Documento firmato da 18 esponenti rappresentativi di vari comuni. I fondatori si ispirano al modello Occhiuto alla Regione

Pubblicato il: 21/08/2023 – 20:19
di Gaetano Megna
Crotone, ecco il “manifesto” dei Popolari-liberali-riformisti della provincia

CROTONE Pubblicato il “manifesto” che dà vita ai “Popolari-liberali-riformisti” della provincia di Crotone. Il documento è firmato da 18 esponenti rappresentativi di diversi comuni della provincia pitagorica. Si tratta di un “manifesto politico e programmatico”con il quale si intende rilanciare l’idea di una “Calabria nuova”, “ripartendo dall’ultima della Polis”, individuata dai fondatori del movimento politico nella città di Crotone e nella sua provincia.
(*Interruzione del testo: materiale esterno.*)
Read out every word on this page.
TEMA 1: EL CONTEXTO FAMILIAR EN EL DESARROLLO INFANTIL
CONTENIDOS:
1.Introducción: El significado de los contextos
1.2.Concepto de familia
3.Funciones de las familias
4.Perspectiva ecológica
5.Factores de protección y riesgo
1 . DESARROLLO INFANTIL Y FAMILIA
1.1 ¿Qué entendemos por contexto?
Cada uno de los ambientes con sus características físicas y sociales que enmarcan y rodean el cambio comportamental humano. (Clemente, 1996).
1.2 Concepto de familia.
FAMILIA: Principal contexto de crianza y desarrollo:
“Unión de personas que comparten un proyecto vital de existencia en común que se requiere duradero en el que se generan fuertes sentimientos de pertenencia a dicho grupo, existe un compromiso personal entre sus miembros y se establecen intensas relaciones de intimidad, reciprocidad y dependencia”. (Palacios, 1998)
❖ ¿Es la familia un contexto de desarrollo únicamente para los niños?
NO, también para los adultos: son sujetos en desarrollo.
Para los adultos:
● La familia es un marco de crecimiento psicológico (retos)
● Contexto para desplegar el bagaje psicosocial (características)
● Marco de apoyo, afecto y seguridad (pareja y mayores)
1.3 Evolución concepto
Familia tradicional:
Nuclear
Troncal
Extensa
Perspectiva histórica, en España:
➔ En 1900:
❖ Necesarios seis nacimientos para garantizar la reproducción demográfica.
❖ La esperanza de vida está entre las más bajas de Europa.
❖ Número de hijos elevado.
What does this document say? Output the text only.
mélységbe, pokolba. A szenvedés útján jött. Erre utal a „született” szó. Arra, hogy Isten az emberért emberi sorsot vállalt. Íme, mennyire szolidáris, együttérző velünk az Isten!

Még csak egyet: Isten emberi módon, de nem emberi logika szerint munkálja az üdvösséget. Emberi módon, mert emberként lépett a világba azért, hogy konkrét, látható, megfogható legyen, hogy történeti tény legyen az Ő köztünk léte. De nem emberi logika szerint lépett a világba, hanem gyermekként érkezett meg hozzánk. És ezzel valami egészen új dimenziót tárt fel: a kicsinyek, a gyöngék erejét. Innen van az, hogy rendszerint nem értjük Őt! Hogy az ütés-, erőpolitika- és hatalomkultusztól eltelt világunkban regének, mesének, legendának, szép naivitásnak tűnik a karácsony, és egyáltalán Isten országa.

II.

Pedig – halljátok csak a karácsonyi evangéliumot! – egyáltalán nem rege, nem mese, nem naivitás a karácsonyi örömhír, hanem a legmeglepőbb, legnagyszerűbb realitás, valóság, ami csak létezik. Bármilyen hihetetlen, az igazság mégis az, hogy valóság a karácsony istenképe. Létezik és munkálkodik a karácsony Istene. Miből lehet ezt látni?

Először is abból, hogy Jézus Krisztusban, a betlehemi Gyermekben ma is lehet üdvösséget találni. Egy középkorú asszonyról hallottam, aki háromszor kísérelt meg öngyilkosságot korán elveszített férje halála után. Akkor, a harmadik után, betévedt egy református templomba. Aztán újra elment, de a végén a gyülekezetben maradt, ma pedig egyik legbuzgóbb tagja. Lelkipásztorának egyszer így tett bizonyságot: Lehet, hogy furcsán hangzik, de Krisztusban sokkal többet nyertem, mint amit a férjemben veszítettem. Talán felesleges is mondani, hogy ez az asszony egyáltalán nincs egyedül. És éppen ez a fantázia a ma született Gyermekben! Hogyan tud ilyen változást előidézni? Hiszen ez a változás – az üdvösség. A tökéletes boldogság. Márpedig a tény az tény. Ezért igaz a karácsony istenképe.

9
Nel “manifesto” i fondatori, scrivono: “Una sorta di laboratorio mutuando, tuttavia, ciò che già avviene a livello regionale rispetto alla Giunta guidata da Roberto Occhiuto, che raccoglie intorno alla sua leadership tutta l’area moderata”. Il progetto politico del presidente Occhiuto, quindi, rappresenta il modello da seguire. “In questa prospettiva e nella consapevolezza che Crotone debba esercitare un ruolo propositivo e di guida del territorio di riferimento, – si legge nel manifesto – serve riorganizzare l’offerta politica intorno ad una comune e condivisa base politico-programmatica”. L’idea è quella di ridare alla città e alla sua provincia un ruolo diverso a quello attuale, che è quello della marginalizzazione anche all’interno del territorio calabrese. “La spinta regressiva, – scrivono – stante gli indicatori economici e sociali, sembra non incontrare ostacoli né discontinuità, se si eccettuano iniziative giovani, di piccole imprese nel settore della ristorazione e del tempo libero che vanno monitorate nel breve e medio termine e, in ogni caso, generano occupazione part-time e precaria”. Continuando aggiungono: “Una condizione economica e sociale che diventa anche la cartina al tornasole di un sistema Istituzionale e politico, associazionistico e delle professioni che mostra i segni di una debolezza che genera irrilevanza”. Il documento è firmato da Massimo Allo’, Vincenzo Capozza, Carlo Cassano, Piero Castelliti, Antonio Castiglione, Gerardo Ceraudo, Gaetano Corrado, Domenico Critelli, Giuseppe De Tursi, Pasquale Esposito, Mario Galea, Luigi Greco, Pasquale Megna, Salvatore Pacenza, Antonio Panza, Ugo Pugliese, Gianni Saporito e Remigio Tilelli.